Twenty-six weeks have passed. One hundred and eighty three days have gone by. Four-thousand three-hundred and ninety-two hours have ticked off the clock, and the moment has finally arrived for Jeremy Lin ’10 to step onto the hardwood once more.
Six months after undergoing knee surgery to repair a torn meniscus, Lin has now officially begun practice without limitations.

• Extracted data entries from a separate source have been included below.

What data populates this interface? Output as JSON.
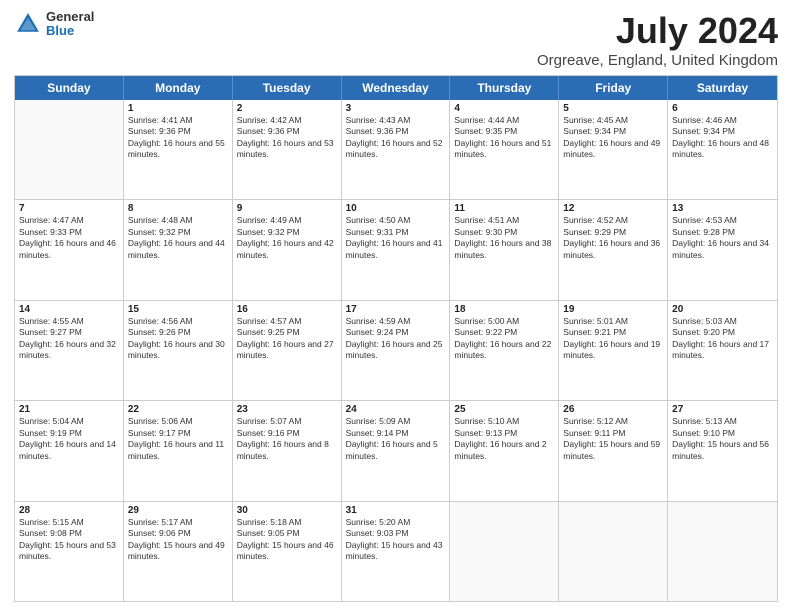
{
  "header": {
    "logo": {
      "general": "General",
      "blue": "Blue"
    },
    "title": "July 2024",
    "subtitle": "Orgreave, England, United Kingdom"
  },
  "calendar": {
    "weekdays": [
      "Sunday",
      "Monday",
      "Tuesday",
      "Wednesday",
      "Thursday",
      "Friday",
      "Saturday"
    ],
    "rows": [
      [
        {
          "day": "",
          "empty": true
        },
        {
          "day": "1",
          "sunrise": "Sunrise: 4:41 AM",
          "sunset": "Sunset: 9:36 PM",
          "daylight": "Daylight: 16 hours and 55 minutes."
        },
        {
          "day": "2",
          "sunrise": "Sunrise: 4:42 AM",
          "sunset": "Sunset: 9:36 PM",
          "daylight": "Daylight: 16 hours and 53 minutes."
        },
        {
          "day": "3",
          "sunrise": "Sunrise: 4:43 AM",
          "sunset": "Sunset: 9:36 PM",
          "daylight": "Daylight: 16 hours and 52 minutes."
        },
        {
          "day": "4",
          "sunrise": "Sunrise: 4:44 AM",
          "sunset": "Sunset: 9:35 PM",
          "daylight": "Daylight: 16 hours and 51 minutes."
        },
        {
          "day": "5",
          "sunrise": "Sunrise: 4:45 AM",
          "sunset": "Sunset: 9:34 PM",
          "daylight": "Daylight: 16 hours and 49 minutes."
        },
        {
          "day": "6",
          "sunrise": "Sunrise: 4:46 AM",
          "sunset": "Sunset: 9:34 PM",
          "daylight": "Daylight: 16 hours and 48 minutes."
        }
      ],
      [
        {
          "day": "7",
          "sunrise": "Sunrise: 4:47 AM",
          "sunset": "Sunset: 9:33 PM",
          "daylight": "Daylight: 16 hours and 46 minutes."
        },
        {
          "day": "8",
          "sunrise": "Sunrise: 4:48 AM",
          "sunset": "Sunset: 9:32 PM",
          "daylight": "Daylight: 16 hours and 44 minutes."
        },
        {
          "day": "9",
          "sunrise": "Sunrise: 4:49 AM",
          "sunset": "Sunset: 9:32 PM",
          "daylight": "Daylight: 16 hours and 42 minutes."
        },
        {
          "day": "10",
          "sunrise": "Sunrise: 4:50 AM",
          "sunset": "Sunset: 9:31 PM",
          "daylight": "Daylight: 16 hours and 41 minutes."
        },
        {
          "day": "11",
          "sunrise": "Sunrise: 4:51 AM",
          "sunset": "Sunset: 9:30 PM",
          "daylight": "Daylight: 16 hours and 38 minutes."
        },
        {
          "day": "12",
          "sunrise": "Sunrise: 4:52 AM",
          "sunset": "Sunset: 9:29 PM",
          "daylight": "Daylight: 16 hours and 36 minutes."
        },
        {
          "day": "13",
          "sunrise": "Sunrise: 4:53 AM",
          "sunset": "Sunset: 9:28 PM",
          "daylight": "Daylight: 16 hours and 34 minutes."
        }
      ],
      [
        {
          "day": "14",
          "sunrise": "Sunrise: 4:55 AM",
          "sunset": "Sunset: 9:27 PM",
          "daylight": "Daylight: 16 hours and 32 minutes."
        },
        {
          "day": "15",
          "sunrise": "Sunrise: 4:56 AM",
          "sunset": "Sunset: 9:26 PM",
          "daylight": "Daylight: 16 hours and 30 minutes."
        },
        {
          "day": "16",
          "sunrise": "Sunrise: 4:57 AM",
          "sunset": "Sunset: 9:25 PM",
          "daylight": "Daylight: 16 hours and 27 minutes."
        },
        {
          "day": "17",
          "sunrise": "Sunrise: 4:59 AM",
          "sunset": "Sunset: 9:24 PM",
          "daylight": "Daylight: 16 hours and 25 minutes."
        },
        {
          "day": "18",
          "sunrise": "Sunrise: 5:00 AM",
          "sunset": "Sunset: 9:22 PM",
          "daylight": "Daylight: 16 hours and 22 minutes."
        },
        {
          "day": "19",
          "sunrise": "Sunrise: 5:01 AM",
          "sunset": "Sunset: 9:21 PM",
          "daylight": "Daylight: 16 hours and 19 minutes."
        },
        {
          "day": "20",
          "sunrise": "Sunrise: 5:03 AM",
          "sunset": "Sunset: 9:20 PM",
          "daylight": "Daylight: 16 hours and 17 minutes."
        }
      ],
      [
        {
          "day": "21",
          "sunrise": "Sunrise: 5:04 AM",
          "sunset": "Sunset: 9:19 PM",
          "daylight": "Daylight: 16 hours and 14 minutes."
        },
        {
          "day": "22",
          "sunrise": "Sunrise: 5:06 AM",
          "sunset": "Sunset: 9:17 PM",
          "daylight": "Daylight: 16 hours and 11 minutes."
        },
        {
          "day": "23",
          "sunrise": "Sunrise: 5:07 AM",
          "sunset": "Sunset: 9:16 PM",
          "daylight": "Daylight: 16 hours and 8 minutes."
        },
        {
          "day": "24",
          "sunrise": "Sunrise: 5:09 AM",
          "sunset": "Sunset: 9:14 PM",
          "daylight": "Daylight: 16 hours and 5 minutes."
        },
        {
          "day": "25",
          "sunrise": "Sunrise: 5:10 AM",
          "sunset": "Sunset: 9:13 PM",
          "daylight": "Daylight: 16 hours and 2 minutes."
        },
        {
          "day": "26",
          "sunrise": "Sunrise: 5:12 AM",
          "sunset": "Sunset: 9:11 PM",
          "daylight": "Daylight: 15 hours and 59 minutes."
        },
        {
          "day": "27",
          "sunrise": "Sunrise: 5:13 AM",
          "sunset": "Sunset: 9:10 PM",
          "daylight": "Daylight: 15 hours and 56 minutes."
        }
      ],
      [
        {
          "day": "28",
          "sunrise": "Sunrise: 5:15 AM",
          "sunset": "Sunset: 9:08 PM",
          "daylight": "Daylight: 15 hours and 53 minutes."
        },
        {
          "day": "29",
          "sunrise": "Sunrise: 5:17 AM",
          "sunset": "Sunset: 9:06 PM",
          "daylight": "Daylight: 15 hours and 49 minutes."
        },
        {
          "day": "30",
          "sunrise": "Sunrise: 5:18 AM",
          "sunset": "Sunset: 9:05 PM",
          "daylight": "Daylight: 15 hours and 46 minutes."
        },
        {
          "day": "31",
          "sunrise": "Sunrise: 5:20 AM",
          "sunset": "Sunset: 9:03 PM",
          "daylight": "Daylight: 15 hours and 43 minutes."
        },
        {
          "day": "",
          "empty": true
        },
        {
          "day": "",
          "empty": true
        },
        {
          "day": "",
          "empty": true
        }
      ]
    ]
  }
}
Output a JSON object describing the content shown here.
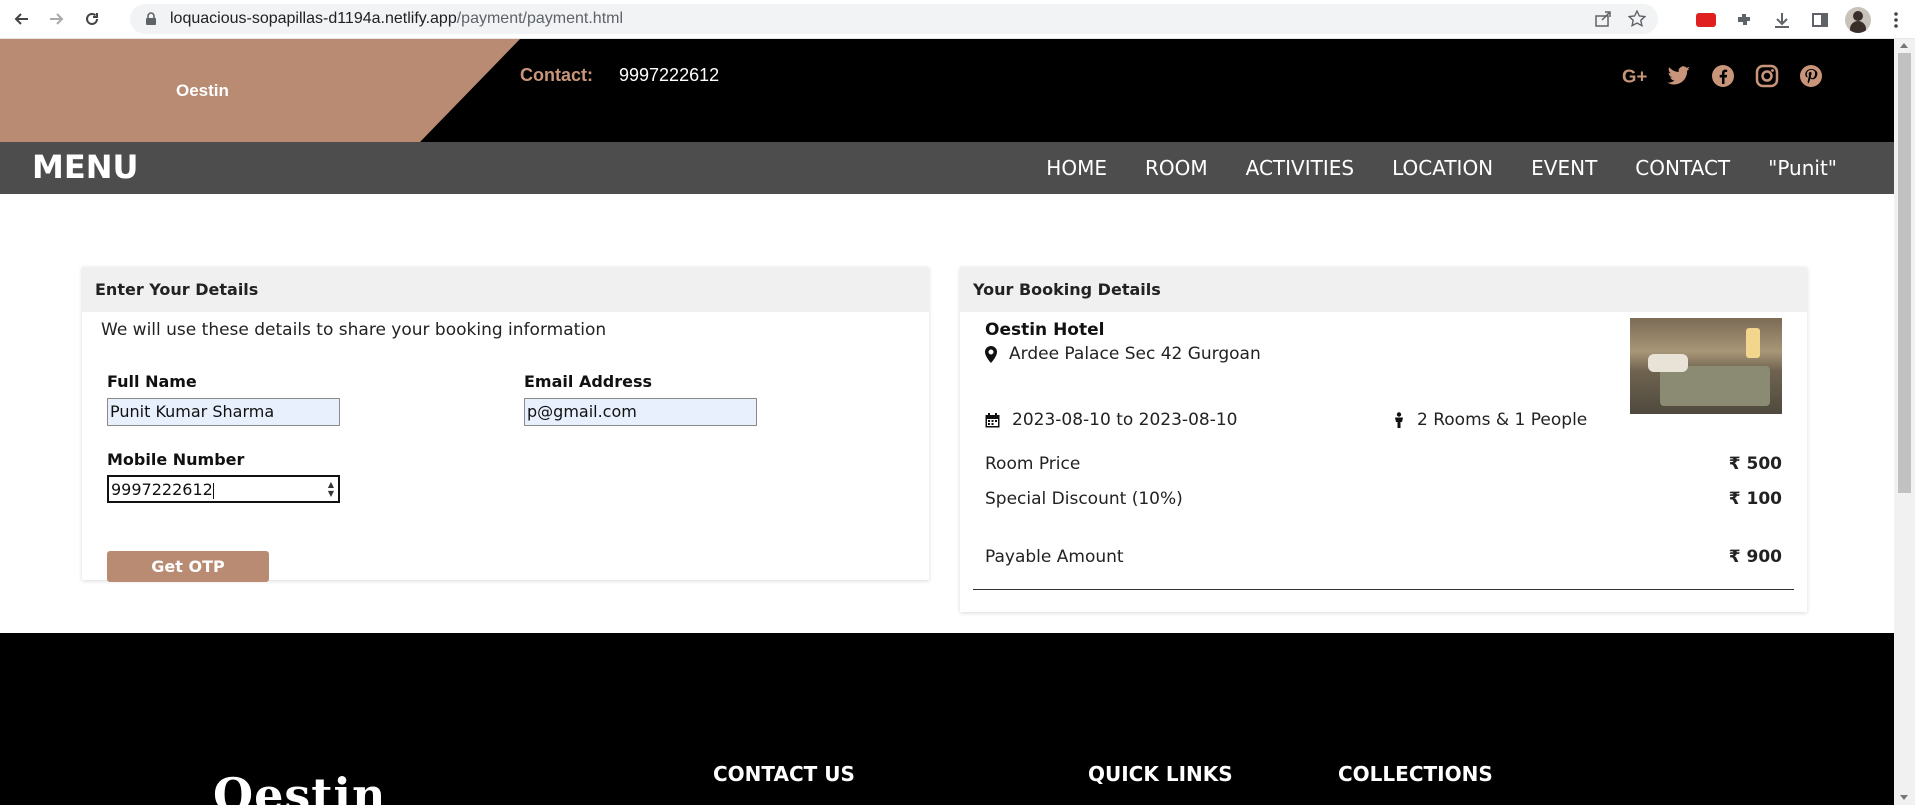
{
  "browser": {
    "url_host": "loquacious-sopapillas-d1194a.netlify.app",
    "url_path": "/payment/payment.html"
  },
  "site": {
    "brand": "Oestin",
    "contact_label": "Contact:",
    "contact_value": "9997222612",
    "menu_title": "MENU",
    "nav": [
      "HOME",
      "ROOM",
      "ACTIVITIES",
      "LOCATION",
      "EVENT",
      "CONTACT",
      "\"Punit\""
    ],
    "accent_color": "#b88b72"
  },
  "details": {
    "title": "Enter Your Details",
    "subtitle": "We will use these details to share your booking information",
    "full_name_label": "Full Name",
    "full_name_value": "Punit Kumar Sharma",
    "email_label": "Email Address",
    "email_value": "p@gmail.com",
    "mobile_label": "Mobile Number",
    "mobile_value": "9997222612",
    "otp_button": "Get OTP"
  },
  "booking": {
    "title": "Your Booking Details",
    "hotel_name": "Oestin Hotel",
    "address": "Ardee Palace Sec 42 Gurgoan",
    "dates": "2023-08-10 to 2023-08-10",
    "rooms": "2 Rooms & 1 People",
    "room_price_label": "Room Price",
    "room_price": "₹ 500",
    "discount_label": "Special Discount (10%)",
    "discount": "₹ 100",
    "payable_label": "Payable Amount",
    "payable": "₹ 900"
  },
  "footer": {
    "logo": "Oestin",
    "contact_heading": "CONTACT US",
    "links_heading": "QUICK LINKS",
    "collections_heading": "COLLECTIONS"
  }
}
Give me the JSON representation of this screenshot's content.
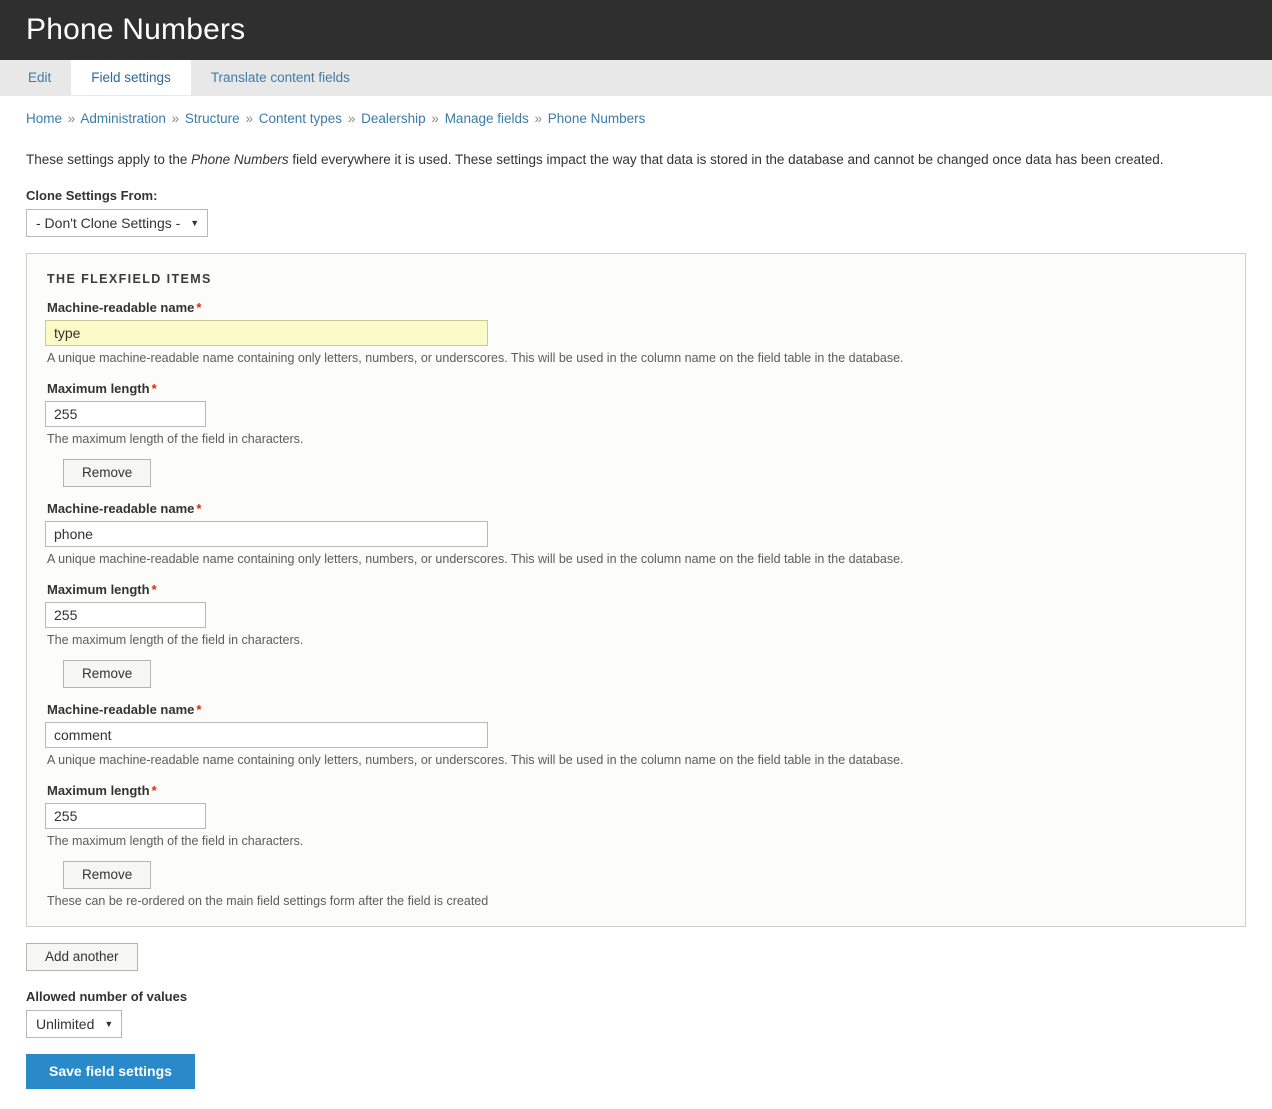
{
  "header": {
    "title": "Phone Numbers"
  },
  "tabs": [
    {
      "label": "Edit",
      "active": false
    },
    {
      "label": "Field settings",
      "active": true
    },
    {
      "label": "Translate content fields",
      "active": false
    }
  ],
  "breadcrumb": {
    "separator": "»",
    "items": [
      "Home",
      "Administration",
      "Structure",
      "Content types",
      "Dealership",
      "Manage fields",
      "Phone Numbers"
    ]
  },
  "intro": {
    "prefix": "These settings apply to the ",
    "emphasis": "Phone Numbers",
    "suffix": " field everywhere it is used. These settings impact the way that data is stored in the database and cannot be changed once data has been created."
  },
  "clone": {
    "label": "Clone Settings From:",
    "value": "- Don't Clone Settings -",
    "arrow": "chevron-down-icon"
  },
  "fieldset": {
    "legend": "THE FLEXFIELD ITEMS",
    "footer_note": "These can be re-ordered on the main field settings form after the field is created",
    "name_label": "Machine-readable name",
    "name_description": "A unique machine-readable name containing only letters, numbers, or underscores. This will be used in the column name on the field table in the database.",
    "length_label": "Maximum length",
    "length_description": "The maximum length of the field in characters.",
    "required_marker": "*",
    "remove_label": "Remove",
    "items": [
      {
        "name": "type",
        "length": "255",
        "autofilled": true
      },
      {
        "name": "phone",
        "length": "255",
        "autofilled": false
      },
      {
        "name": "comment",
        "length": "255",
        "autofilled": false
      }
    ]
  },
  "add_another": {
    "label": "Add another"
  },
  "cardinality": {
    "label": "Allowed number of values",
    "value": "Unlimited",
    "arrow": "chevron-down-icon"
  },
  "save": {
    "label": "Save field settings"
  },
  "colors": {
    "header_bg": "#2f2f2f",
    "tab_bg": "#e8e8e8",
    "link": "#3c7ca8",
    "primary": "#2a8ac9",
    "required": "#e32700",
    "autofill": "#fbfbc8",
    "fieldset_bg": "#fcfcfa",
    "fieldset_border": "#cfcfc9"
  }
}
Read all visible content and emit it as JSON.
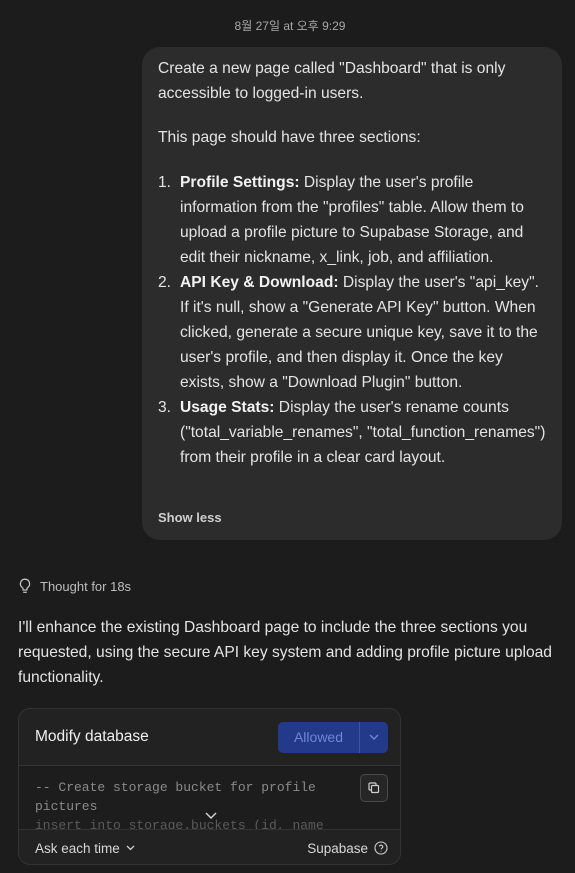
{
  "timestamp": "8월 27일 at 오후 9:29",
  "user_message": {
    "intro": "Create a new page called \"Dashboard\" that is only accessible to logged-in users.",
    "sections_intro": "This page should have three sections:",
    "items": [
      {
        "num": "1.",
        "title": "Profile Settings:",
        "text": " Display the user's profile information from the \"profiles\" table. Allow them to upload a profile picture to Supabase Storage, and edit their nickname, x_link, job, and affiliation."
      },
      {
        "num": "2.",
        "title": "API Key & Download:",
        "text": " Display the user's \"api_key\". If it's null, show a \"Generate API Key\" button. When clicked, generate a secure unique key, save it to the user's profile, and then display it. Once the key exists, show a \"Download Plugin\" button."
      },
      {
        "num": "3.",
        "title": "Usage Stats:",
        "text": " Display the user's rename counts (\"total_variable_renames\", \"total_function_renames\") from their profile in a clear card layout."
      }
    ],
    "show_less": "Show less"
  },
  "thought": {
    "icon": "lightbulb-icon",
    "label": "Thought for 18s"
  },
  "assistant_reply": "I'll enhance the existing Dashboard page to include the three sections you requested, using the secure API key system and adding profile picture upload functionality.",
  "tool_card": {
    "title": "Modify database",
    "allowed_label": "Allowed",
    "code_line1": "-- Create storage bucket for profile pictures",
    "code_line2": "insert into storage.buckets (id, name",
    "ask_label": "Ask each time",
    "provider_label": "Supabase"
  },
  "colors": {
    "background": "#1c1c1c",
    "bubble": "#2c2c2c",
    "allowed_button": "#23398a"
  }
}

The jersey on his back has changed, though, as he started training camp last Tuesday with the Houston Rockets.
Though the NBA season doesn’t officially start for a little over three weeks, training camp marks the beginning of official team workouts that teach sets, stress conditioning, and build camaraderie. Lin seems to have had no problem with the last of these three, tweeting about his teammates throughout the week. On Monday, the Harvard alum wrote: “Finished up media day...headed to training camp! Excited for the new season to finally start…” It certainly seems from this picture that Lin is enjoying his first media-day since Linsanity began.
Meanwhile, the point guard’s former team, the New York Knicks, had to fend off a tirade of Lin-related questions from the media, mostly relating to the team’s unwillingness to match Houston’s offer of a four-year contract.
“Basically, it comes down to the fact that Houston made a commitment to him that we weren't prepared to make,” said New York General Manager Grunwald. “But I'm very happy for Jeremy that things worked out for him personally and for his family and I wish him the best.”
On the gridiron, Ryan Fitzpatrick ’05 and his Buffalo Bills lost to the New England Patriots, 52-28. The loss showcased both the best and worst in Fitzpatrick, who threw for four touchdowns as well as four interceptions. He totaled 350 yards, however, 10 more than Patriot and three-time Super Bowl champion Tom Brady collected. The loss dropped the Bills to 2-2, a record that they hope to improve this Sunday against the San Francisco 49ers.
Matt Birk ’98 made headlines this week for his work off the field. Birk wrote an op-ed in the Star Tribune pronouncing his stance against gay-marriage.
“Same-sex unions may not affect my marriage specifically, but it will affect my children -- the next generation,” Birk wrote. “Ideas have consequences, and laws shape culture. Marriage redefinition will affect the broader well-being of children and the welfare of society. As a Christian and a citizen, I am compelled to care about both. I am speaking out on this issue because it is far too important to remain silent.”
His piece has drawn criticism from across the nation.
Meanwhile, those formerly Crimson-clad players now in the professional hockey world are still awaiting the end of a stalemate between the NHL and the NHLPA. The lockout began almost three weeks ago, and it is looking increasingly likely that the start-date of the season will have to be pushed back. Many of the issues revolve around what can be classified as “Hockey Related Revenue,” and thus represent fiscal differences between the two sides.
With the likes of Louis LeBlanc, formerly ’13, and Alex Killorn ’12 waiting, Birk writing, Fitzpatrick wavering, and Lin waving to the cameras, the Harvard alums have shown that in even a relatively slow sports-week, Crimson players will always find a way to be in the headlines.